Do you really need to empty the table? I would do update or create instead.

If you need to empty it why not add a column like active or some such and just add the records with active set to false then when you are done set the old ones to false and the new ones to true. Then you can delete the old ones any time you like.

MirasMustimuly's avatar

Hi @tray2 ! I appreciate your answer, but I believe update is a no go for my use case since I have thousands of records in the table. And updating them in one batch often causes mysql errors. Adding active field isn't an option too since we have ~ 30 tables that are updated like this many times a day.

MirasMustimuly's avatar

My assumption is that rename is not happening sometimes because of locks or transactions. Is there a way to try check if table is free now and then run rename?

Tray2's avatar

If you need to do this several times a day I'd say it a bad database model. No matter which way you go you will always have a small amount of time when the table is empty. There is also other issues with dropping the table all indexes related to to it dissapears and it's better to have the table exist but empty than don't exists when called upon.

If you were using an Oracle database you could use public synonyms to switch between the tables.

The only "less bad" way to do in my opinion is to use database transactions to handle this.

That way you will get all the data more or less at once. the procedure would look something like this.

  1. Start transaction
  2. Delete all the old records
  3. Insert all the new records
  4. stop the transaction (commit)

https://laravel.com/docs/6.x/database#database-transactions

However I suggest you take a look at the database model and see if you can use updateOrInsert.

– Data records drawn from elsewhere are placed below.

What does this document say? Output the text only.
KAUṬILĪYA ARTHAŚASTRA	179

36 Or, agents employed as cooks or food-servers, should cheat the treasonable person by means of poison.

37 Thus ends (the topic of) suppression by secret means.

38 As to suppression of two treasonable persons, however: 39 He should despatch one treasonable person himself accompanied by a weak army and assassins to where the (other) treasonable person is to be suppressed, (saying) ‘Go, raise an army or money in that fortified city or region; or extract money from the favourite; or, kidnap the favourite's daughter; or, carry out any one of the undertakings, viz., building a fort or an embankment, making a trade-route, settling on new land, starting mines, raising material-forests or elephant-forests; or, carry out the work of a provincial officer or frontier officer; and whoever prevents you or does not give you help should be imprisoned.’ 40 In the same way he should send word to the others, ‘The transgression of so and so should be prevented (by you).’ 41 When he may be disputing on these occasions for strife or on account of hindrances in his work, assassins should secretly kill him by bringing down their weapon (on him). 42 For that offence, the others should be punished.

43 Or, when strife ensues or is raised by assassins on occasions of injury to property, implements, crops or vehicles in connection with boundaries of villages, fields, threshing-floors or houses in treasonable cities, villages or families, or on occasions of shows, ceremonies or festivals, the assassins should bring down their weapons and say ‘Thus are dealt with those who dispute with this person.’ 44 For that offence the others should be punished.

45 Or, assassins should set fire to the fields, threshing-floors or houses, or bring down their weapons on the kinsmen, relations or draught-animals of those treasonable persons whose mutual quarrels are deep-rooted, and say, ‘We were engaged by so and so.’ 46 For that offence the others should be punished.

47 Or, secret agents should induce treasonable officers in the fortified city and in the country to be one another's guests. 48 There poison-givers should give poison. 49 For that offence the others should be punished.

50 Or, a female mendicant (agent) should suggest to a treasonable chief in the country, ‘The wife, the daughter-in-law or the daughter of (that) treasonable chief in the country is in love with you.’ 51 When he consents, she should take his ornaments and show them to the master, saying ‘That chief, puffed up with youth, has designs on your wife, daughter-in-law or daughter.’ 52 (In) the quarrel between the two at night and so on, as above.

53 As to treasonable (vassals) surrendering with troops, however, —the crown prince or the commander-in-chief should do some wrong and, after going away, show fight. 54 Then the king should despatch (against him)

https://laravel.com/docs/6.x/queries#updates

MirasMustimuly's avatar

@tray2, now I am testing solution where I check if table is in use before renaming it like so SHOW OPEN TABLES WHERE In_use > 0. If that doesn't work too I will try the transaction approach. I wish we could use update and insert for this but it would require us to rewrite the way out e-commerce site interacts with our accounting system which provides most of the site data.

Tray2's avatar

I think a rewrite of that logic is the way to go.

Couldn't you import it to a temporary table then do an updateOrInsert to the real table?